Ekonomimiz büyürken dengemiz bozuluyor

Orhan AKIŞIK
Orhan AKIŞIK KÜRESEL PERSPEKTİF [email protected]

Ülkelerin ekonomik performansı söz konusu olduğunda akla gelen ilk kriter gayri safi yurtiçi

hasıladaki (GSYİH) artış. Yeterli mi diye sorarsanız, şüphesiz ki hayır. Büyümenin yanında gelir dağılımı, enflasyon, işsizlik, iç ve dış denge rakamları da ekonomilerin performanslarını değerlendirmede göz önünde bulundurulması gereken kriterler arasında.

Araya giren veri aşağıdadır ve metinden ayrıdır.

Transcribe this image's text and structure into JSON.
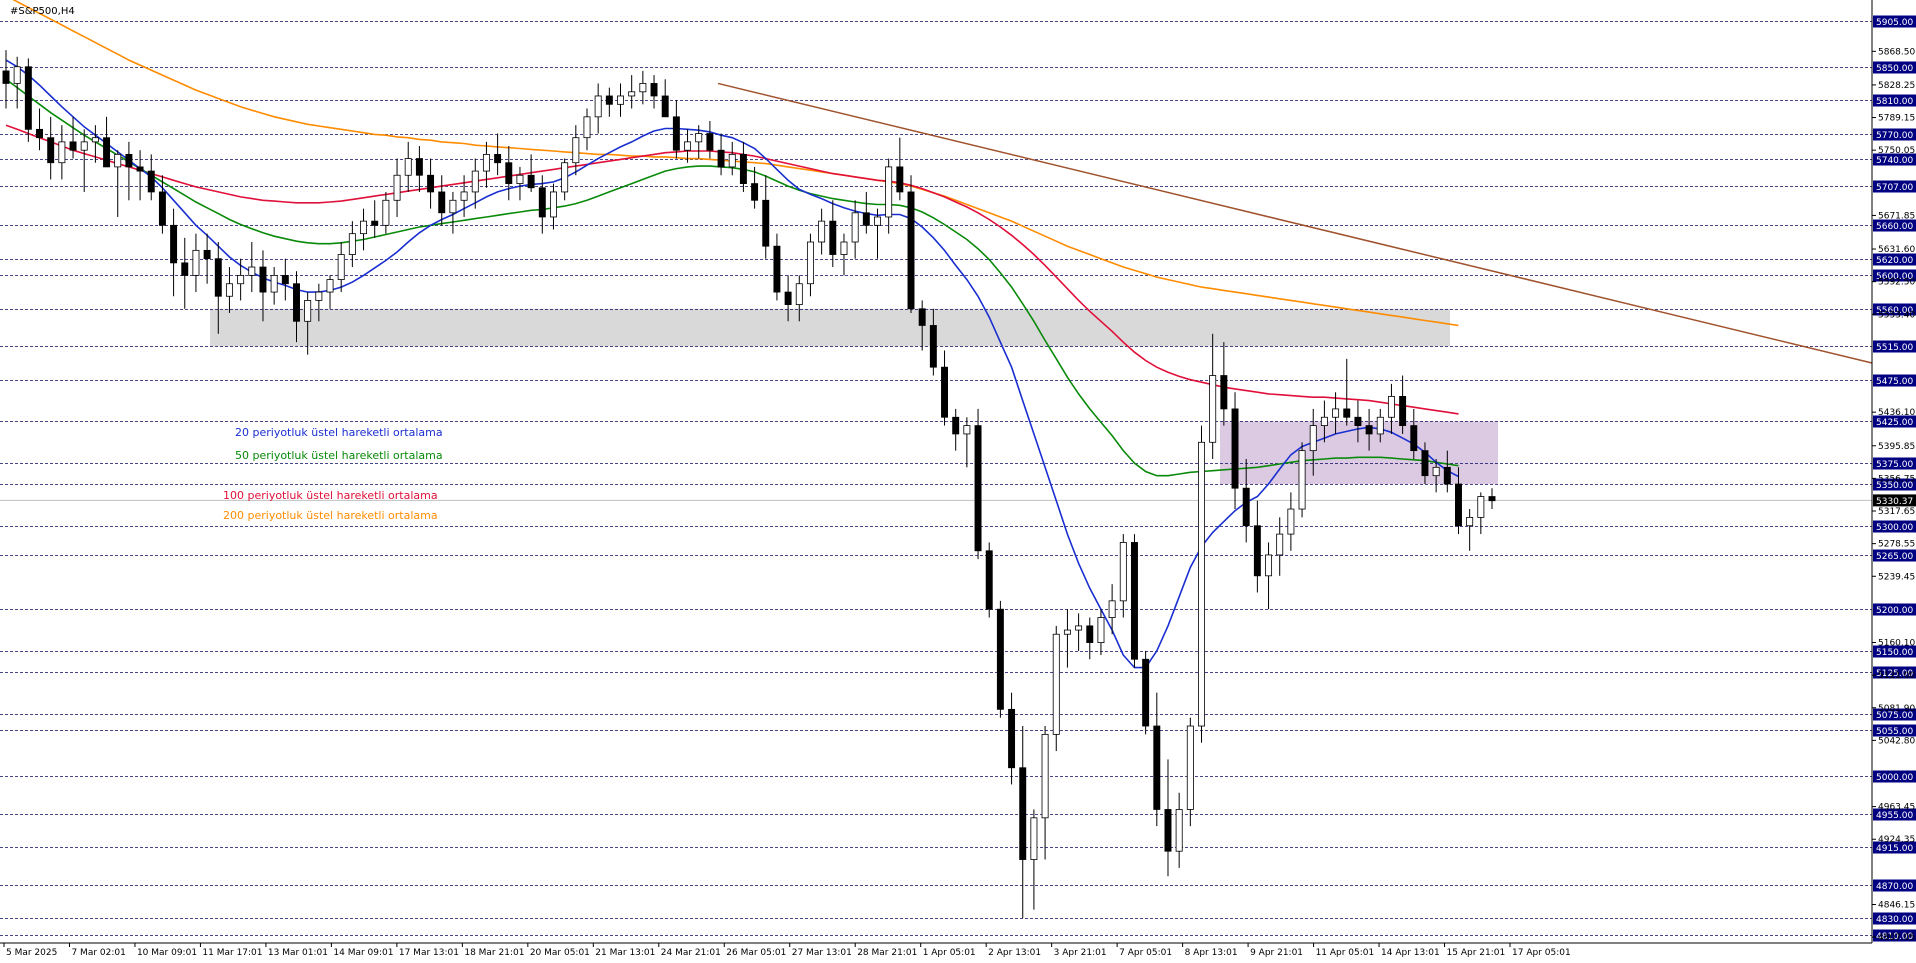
{
  "window": {
    "symbol_label": "#S&P500,H4"
  },
  "legend": [
    {
      "text": "20 periyotluk üstel hareketli ortalama",
      "color": "#1a2fd0"
    },
    {
      "text": "50 periyotluk üstel hareketli ortalama",
      "color": "#0a8a0a"
    },
    {
      "text": "100 periyotluk üstel hareketli ortalama",
      "color": "#e0103a"
    },
    {
      "text": "200 periyotluk üstel hareketli ortalama",
      "color": "#ff8c00"
    }
  ],
  "colors": {
    "ema20": "#1a2fd0",
    "ema50": "#0a8a0a",
    "ema100": "#e0103a",
    "ema200": "#ff8c00",
    "trendline": "#a0522d",
    "level_tag_bg": "#000080",
    "gray_zone": "#d9d9d9",
    "purple_zone": "#d8c4e0"
  },
  "chart_data": {
    "type": "candlestick",
    "instrument": "#S&P500",
    "timeframe": "H4",
    "ylim": [
      4800,
      5930
    ],
    "x_tick_labels": [
      "5 Mar 2025",
      "7 Mar 02:01",
      "10 Mar 09:01",
      "11 Mar 17:01",
      "13 Mar 01:01",
      "14 Mar 09:01",
      "17 Mar 13:01",
      "18 Mar 21:01",
      "20 Mar 05:01",
      "21 Mar 13:01",
      "24 Mar 21:01",
      "26 Mar 05:01",
      "27 Mar 13:01",
      "28 Mar 21:01",
      "1 Apr 05:01",
      "2 Apr 13:01",
      "3 Apr 21:01",
      "7 Apr 05:01",
      "8 Apr 13:01",
      "9 Apr 21:01",
      "11 Apr 05:01",
      "14 Apr 13:01",
      "15 Apr 21:01",
      "17 Apr 05:01"
    ],
    "y_tick_labels": [
      "5868.50",
      "5828.25",
      "5789.15",
      "5750.05",
      "5671.85",
      "5631.60",
      "5592.50",
      "5553.40",
      "5436.10",
      "5395.85",
      "5356.75",
      "5317.65",
      "5278.55",
      "5239.45",
      "5160.10",
      "5121.00",
      "5081.90",
      "5042.80",
      "4963.45",
      "4924.35",
      "4846.15",
      "4807.05"
    ],
    "level_tags": [
      "5905.00",
      "5850.00",
      "5810.00",
      "5770.00",
      "5740.00",
      "5707.00",
      "5660.00",
      "5620.00",
      "5600.00",
      "5560.00",
      "5515.00",
      "5475.00",
      "5425.00",
      "5375.00",
      "5350.00",
      "5300.00",
      "5265.00",
      "5200.00",
      "5150.00",
      "5125.00",
      "5075.00",
      "5055.00",
      "5000.00",
      "4955.00",
      "4915.00",
      "4870.00",
      "4830.00",
      "4810.00"
    ],
    "current_price": "5330.37",
    "zones": [
      {
        "name": "gray-resistance-zone",
        "low": 5515,
        "high": 5560
      },
      {
        "name": "purple-congestion-zone",
        "low": 5350,
        "high": 5425
      }
    ],
    "trendline": {
      "from_price": 5830,
      "to_price": 5495
    },
    "ohlc": [
      [
        5845,
        5870,
        5800,
        5830
      ],
      [
        5830,
        5862,
        5800,
        5850
      ],
      [
        5850,
        5860,
        5760,
        5775
      ],
      [
        5775,
        5800,
        5750,
        5765
      ],
      [
        5765,
        5790,
        5715,
        5735
      ],
      [
        5735,
        5780,
        5715,
        5760
      ],
      [
        5760,
        5790,
        5740,
        5750
      ],
      [
        5750,
        5775,
        5700,
        5760
      ],
      [
        5760,
        5780,
        5735,
        5765
      ],
      [
        5765,
        5790,
        5740,
        5730
      ],
      [
        5730,
        5750,
        5670,
        5745
      ],
      [
        5745,
        5760,
        5690,
        5730
      ],
      [
        5730,
        5750,
        5690,
        5725
      ],
      [
        5725,
        5745,
        5690,
        5700
      ],
      [
        5700,
        5720,
        5650,
        5660
      ],
      [
        5660,
        5680,
        5575,
        5615
      ],
      [
        5615,
        5645,
        5560,
        5600
      ],
      [
        5600,
        5650,
        5580,
        5630
      ],
      [
        5630,
        5650,
        5590,
        5620
      ],
      [
        5620,
        5640,
        5530,
        5575
      ],
      [
        5575,
        5610,
        5555,
        5590
      ],
      [
        5590,
        5620,
        5570,
        5600
      ],
      [
        5600,
        5640,
        5580,
        5610
      ],
      [
        5610,
        5630,
        5545,
        5580
      ],
      [
        5580,
        5610,
        5565,
        5600
      ],
      [
        5600,
        5620,
        5570,
        5590
      ],
      [
        5590,
        5605,
        5520,
        5545
      ],
      [
        5545,
        5580,
        5505,
        5570
      ],
      [
        5570,
        5590,
        5545,
        5580
      ],
      [
        5580,
        5600,
        5560,
        5595
      ],
      [
        5595,
        5640,
        5580,
        5625
      ],
      [
        5625,
        5665,
        5610,
        5650
      ],
      [
        5650,
        5680,
        5630,
        5665
      ],
      [
        5665,
        5690,
        5645,
        5660
      ],
      [
        5660,
        5700,
        5650,
        5690
      ],
      [
        5690,
        5740,
        5670,
        5720
      ],
      [
        5720,
        5760,
        5700,
        5740
      ],
      [
        5740,
        5755,
        5700,
        5720
      ],
      [
        5720,
        5740,
        5680,
        5700
      ],
      [
        5700,
        5720,
        5660,
        5675
      ],
      [
        5675,
        5700,
        5650,
        5690
      ],
      [
        5690,
        5720,
        5670,
        5700
      ],
      [
        5700,
        5740,
        5680,
        5725
      ],
      [
        5725,
        5760,
        5705,
        5745
      ],
      [
        5745,
        5770,
        5720,
        5735
      ],
      [
        5735,
        5755,
        5690,
        5710
      ],
      [
        5710,
        5730,
        5690,
        5720
      ],
      [
        5720,
        5745,
        5700,
        5705
      ],
      [
        5705,
        5720,
        5650,
        5670
      ],
      [
        5670,
        5710,
        5655,
        5700
      ],
      [
        5700,
        5740,
        5690,
        5735
      ],
      [
        5735,
        5780,
        5720,
        5765
      ],
      [
        5765,
        5800,
        5750,
        5790
      ],
      [
        5790,
        5830,
        5770,
        5815
      ],
      [
        5815,
        5825,
        5790,
        5805
      ],
      [
        5805,
        5830,
        5790,
        5815
      ],
      [
        5815,
        5840,
        5800,
        5820
      ],
      [
        5820,
        5845,
        5805,
        5830
      ],
      [
        5830,
        5840,
        5800,
        5815
      ],
      [
        5815,
        5835,
        5790,
        5790
      ],
      [
        5790,
        5810,
        5740,
        5750
      ],
      [
        5750,
        5775,
        5735,
        5760
      ],
      [
        5760,
        5780,
        5740,
        5770
      ],
      [
        5770,
        5785,
        5740,
        5750
      ],
      [
        5750,
        5770,
        5720,
        5730
      ],
      [
        5730,
        5760,
        5720,
        5745
      ],
      [
        5745,
        5760,
        5700,
        5710
      ],
      [
        5710,
        5730,
        5680,
        5690
      ],
      [
        5690,
        5720,
        5620,
        5635
      ],
      [
        5635,
        5650,
        5570,
        5580
      ],
      [
        5580,
        5600,
        5545,
        5565
      ],
      [
        5565,
        5600,
        5545,
        5590
      ],
      [
        5590,
        5650,
        5575,
        5640
      ],
      [
        5640,
        5680,
        5625,
        5665
      ],
      [
        5665,
        5690,
        5610,
        5625
      ],
      [
        5625,
        5650,
        5600,
        5640
      ],
      [
        5640,
        5690,
        5620,
        5675
      ],
      [
        5675,
        5700,
        5650,
        5660
      ],
      [
        5660,
        5680,
        5620,
        5670
      ],
      [
        5670,
        5740,
        5650,
        5730
      ],
      [
        5730,
        5765,
        5690,
        5700
      ],
      [
        5700,
        5720,
        5555,
        5560
      ],
      [
        5560,
        5570,
        5510,
        5540
      ],
      [
        5540,
        5560,
        5480,
        5490
      ],
      [
        5490,
        5510,
        5420,
        5430
      ],
      [
        5430,
        5440,
        5390,
        5410
      ],
      [
        5410,
        5430,
        5370,
        5420
      ],
      [
        5420,
        5440,
        5260,
        5270
      ],
      [
        5270,
        5280,
        5190,
        5200
      ],
      [
        5200,
        5210,
        5070,
        5080
      ],
      [
        5080,
        5100,
        4990,
        5010
      ],
      [
        5010,
        5060,
        4830,
        4900
      ],
      [
        4900,
        4960,
        4840,
        4950
      ],
      [
        4950,
        5060,
        4900,
        5050
      ],
      [
        5050,
        5180,
        5030,
        5170
      ],
      [
        5170,
        5200,
        5130,
        5175
      ],
      [
        5175,
        5195,
        5150,
        5180
      ],
      [
        5180,
        5190,
        5140,
        5160
      ],
      [
        5160,
        5200,
        5145,
        5190
      ],
      [
        5190,
        5230,
        5170,
        5210
      ],
      [
        5210,
        5290,
        5190,
        5280
      ],
      [
        5280,
        5290,
        5130,
        5140
      ],
      [
        5140,
        5150,
        5050,
        5060
      ],
      [
        5060,
        5100,
        4940,
        4960
      ],
      [
        4960,
        5020,
        4880,
        4910
      ],
      [
        4910,
        4980,
        4890,
        4960
      ],
      [
        4960,
        5070,
        4940,
        5060
      ],
      [
        5060,
        5420,
        5040,
        5400
      ],
      [
        5400,
        5530,
        5380,
        5480
      ],
      [
        5480,
        5520,
        5420,
        5440
      ],
      [
        5440,
        5460,
        5320,
        5345
      ],
      [
        5345,
        5380,
        5280,
        5300
      ],
      [
        5300,
        5330,
        5220,
        5240
      ],
      [
        5240,
        5280,
        5200,
        5265
      ],
      [
        5265,
        5310,
        5240,
        5290
      ],
      [
        5290,
        5340,
        5270,
        5320
      ],
      [
        5320,
        5400,
        5310,
        5390
      ],
      [
        5390,
        5440,
        5360,
        5420
      ],
      [
        5420,
        5450,
        5400,
        5430
      ],
      [
        5430,
        5460,
        5410,
        5440
      ],
      [
        5440,
        5500,
        5420,
        5430
      ],
      [
        5430,
        5450,
        5400,
        5420
      ],
      [
        5420,
        5440,
        5390,
        5410
      ],
      [
        5410,
        5440,
        5400,
        5430
      ],
      [
        5430,
        5470,
        5410,
        5455
      ],
      [
        5455,
        5480,
        5410,
        5420
      ],
      [
        5420,
        5440,
        5380,
        5390
      ],
      [
        5390,
        5400,
        5350,
        5360
      ],
      [
        5360,
        5380,
        5340,
        5370
      ],
      [
        5370,
        5390,
        5340,
        5350
      ],
      [
        5350,
        5370,
        5290,
        5300
      ],
      [
        5300,
        5320,
        5270,
        5310
      ],
      [
        5310,
        5340,
        5290,
        5335
      ],
      [
        5335,
        5345,
        5320,
        5330
      ]
    ],
    "ema20": [
      5858,
      5850,
      5840,
      5828,
      5815,
      5802,
      5790,
      5778,
      5768,
      5758,
      5748,
      5738,
      5728,
      5718,
      5705,
      5690,
      5675,
      5660,
      5648,
      5635,
      5622,
      5612,
      5604,
      5597,
      5592,
      5588,
      5583,
      5580,
      5580,
      5582,
      5586,
      5592,
      5600,
      5609,
      5618,
      5628,
      5640,
      5651,
      5660,
      5667,
      5673,
      5680,
      5687,
      5694,
      5700,
      5704,
      5707,
      5709,
      5710,
      5712,
      5717,
      5724,
      5732,
      5740,
      5747,
      5754,
      5760,
      5767,
      5773,
      5776,
      5776,
      5775,
      5774,
      5772,
      5768,
      5765,
      5759,
      5752,
      5740,
      5727,
      5714,
      5703,
      5697,
      5692,
      5686,
      5681,
      5677,
      5674,
      5672,
      5673,
      5673,
      5668,
      5658,
      5645,
      5630,
      5612,
      5595,
      5575,
      5550,
      5520,
      5490,
      5450,
      5410,
      5370,
      5330,
      5290,
      5255,
      5225,
      5200,
      5175,
      5145,
      5130,
      5130,
      5150,
      5180,
      5215,
      5250,
      5275,
      5292,
      5305,
      5318,
      5328,
      5335,
      5350,
      5368,
      5385,
      5395,
      5400,
      5405,
      5410,
      5413,
      5416,
      5418,
      5416,
      5412,
      5405,
      5398,
      5388,
      5376,
      5366,
      5359
    ],
    "ema50": [
      5835,
      5825,
      5815,
      5805,
      5795,
      5786,
      5777,
      5768,
      5760,
      5752,
      5744,
      5736,
      5728,
      5720,
      5712,
      5704,
      5696,
      5688,
      5681,
      5674,
      5667,
      5661,
      5656,
      5651,
      5647,
      5644,
      5641,
      5639,
      5638,
      5638,
      5639,
      5641,
      5643,
      5646,
      5649,
      5652,
      5655,
      5658,
      5660,
      5662,
      5664,
      5666,
      5668,
      5670,
      5672,
      5674,
      5676,
      5678,
      5679,
      5681,
      5683,
      5686,
      5690,
      5695,
      5700,
      5705,
      5710,
      5715,
      5720,
      5725,
      5728,
      5730,
      5731,
      5731,
      5730,
      5729,
      5727,
      5724,
      5719,
      5713,
      5707,
      5702,
      5698,
      5695,
      5692,
      5690,
      5688,
      5686,
      5685,
      5685,
      5684,
      5681,
      5676,
      5669,
      5661,
      5652,
      5643,
      5632,
      5619,
      5603,
      5586,
      5566,
      5545,
      5522,
      5500,
      5478,
      5458,
      5440,
      5424,
      5408,
      5390,
      5375,
      5365,
      5360,
      5360,
      5362,
      5364,
      5365,
      5366,
      5367,
      5368,
      5369,
      5370,
      5372,
      5374,
      5376,
      5378,
      5379,
      5380,
      5381,
      5381,
      5382,
      5382,
      5382,
      5381,
      5380,
      5379,
      5378,
      5376,
      5374,
      5372
    ],
    "ema100": [
      5780,
      5775,
      5770,
      5765,
      5760,
      5755,
      5750,
      5746,
      5742,
      5738,
      5734,
      5730,
      5726,
      5722,
      5718,
      5714,
      5710,
      5706,
      5703,
      5700,
      5697,
      5694,
      5692,
      5690,
      5689,
      5688,
      5687,
      5687,
      5687,
      5688,
      5689,
      5691,
      5693,
      5695,
      5697,
      5699,
      5701,
      5703,
      5705,
      5707,
      5709,
      5711,
      5713,
      5715,
      5717,
      5719,
      5721,
      5723,
      5725,
      5727,
      5729,
      5731,
      5733,
      5735,
      5737,
      5739,
      5741,
      5743,
      5745,
      5747,
      5748,
      5749,
      5749,
      5749,
      5748,
      5747,
      5745,
      5743,
      5740,
      5737,
      5734,
      5731,
      5728,
      5725,
      5722,
      5720,
      5718,
      5716,
      5714,
      5713,
      5711,
      5708,
      5704,
      5699,
      5694,
      5688,
      5682,
      5675,
      5667,
      5658,
      5648,
      5637,
      5625,
      5612,
      5598,
      5584,
      5570,
      5557,
      5545,
      5533,
      5520,
      5508,
      5498,
      5490,
      5484,
      5479,
      5475,
      5472,
      5469,
      5466,
      5464,
      5462,
      5460,
      5458,
      5457,
      5456,
      5455,
      5454,
      5454,
      5453,
      5452,
      5451,
      5450,
      5448,
      5446,
      5444,
      5442,
      5440,
      5438,
      5436,
      5434
    ],
    "ema200": [
      5935,
      5928,
      5921,
      5914,
      5907,
      5900,
      5893,
      5886,
      5879,
      5872,
      5865,
      5858,
      5852,
      5846,
      5840,
      5834,
      5828,
      5822,
      5817,
      5812,
      5807,
      5802,
      5798,
      5794,
      5790,
      5787,
      5784,
      5781,
      5779,
      5777,
      5775,
      5773,
      5771,
      5769,
      5768,
      5766,
      5765,
      5763,
      5762,
      5760,
      5759,
      5758,
      5756,
      5755,
      5754,
      5753,
      5752,
      5751,
      5750,
      5749,
      5748,
      5747,
      5746,
      5745,
      5745,
      5744,
      5743,
      5743,
      5742,
      5742,
      5741,
      5740,
      5740,
      5739,
      5738,
      5737,
      5736,
      5735,
      5734,
      5732,
      5730,
      5728,
      5726,
      5724,
      5722,
      5720,
      5718,
      5716,
      5714,
      5712,
      5710,
      5707,
      5703,
      5699,
      5695,
      5690,
      5685,
      5680,
      5675,
      5670,
      5665,
      5659,
      5653,
      5647,
      5641,
      5635,
      5630,
      5625,
      5620,
      5615,
      5610,
      5606,
      5602,
      5598,
      5595,
      5592,
      5589,
      5586,
      5584,
      5582,
      5580,
      5578,
      5576,
      5574,
      5572,
      5570,
      5568,
      5566,
      5564,
      5562,
      5560,
      5558,
      5556,
      5554,
      5552,
      5550,
      5548,
      5546,
      5544,
      5542,
      5540
    ]
  }
}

Geçtiğimiz yıl yüzde 8.9 oranında büyüyen Türkiye'de kişi başına gelir 10.079 dolara ulaştı. Enflasyon ve bütçe rakamları şimdilik kabul edilebilir sınırlar içinde. Ancak aynı şeyi işsizlik, dış denge ve gelir dağılımı için söylemek güç. İstihdam yaratmayan, cari işlemler açığını arttıran büyümenin ekonomiye katkısı tartışmalı. Gelir dağılımı ve cari işlemler dengesindeki bozulma tehlikeli boyutlarda. Bu üç göstergede önümüzdeki yıllarda iyileşme olmazsa büyümede de süreklilik sağlanamaz.

Türkiye, İMF tarafından üye ülkelerin satın alma paritesi cinsinden GSYİH'lerinin büyüklüğü itibariyle yapılan sıralamada on altıncı sırada yer alıyor. 181 ülkenin yer aldığı sıralamada on altıncılık ilk bakışta önemli bir başarı gibi görünse de, gelişmeler bunu doğrular nitelikte değil.

DÜNYA Gazetesi'nin IMF kaynaklarına dayanarak verdiği haber, ülkemizin son otuz yıllık dönemde dünya sıralamasındaki yerinde önemli bir değişmenin olmadığını ortaya koyuyor.

1984'de 175,7 milyar dolarla on yedinci sırada yer alan Türkiye, 2010'da 960,5 milyar dolara ulaşan GSYİH'siyle ancak on altıncı sıraya yükselebildi. Yerimizde saymışız desek herhalde abartmış olmayız. Biz yerimizde sayarken arkadan gelenlerin bazıları da önümüze geçmiş.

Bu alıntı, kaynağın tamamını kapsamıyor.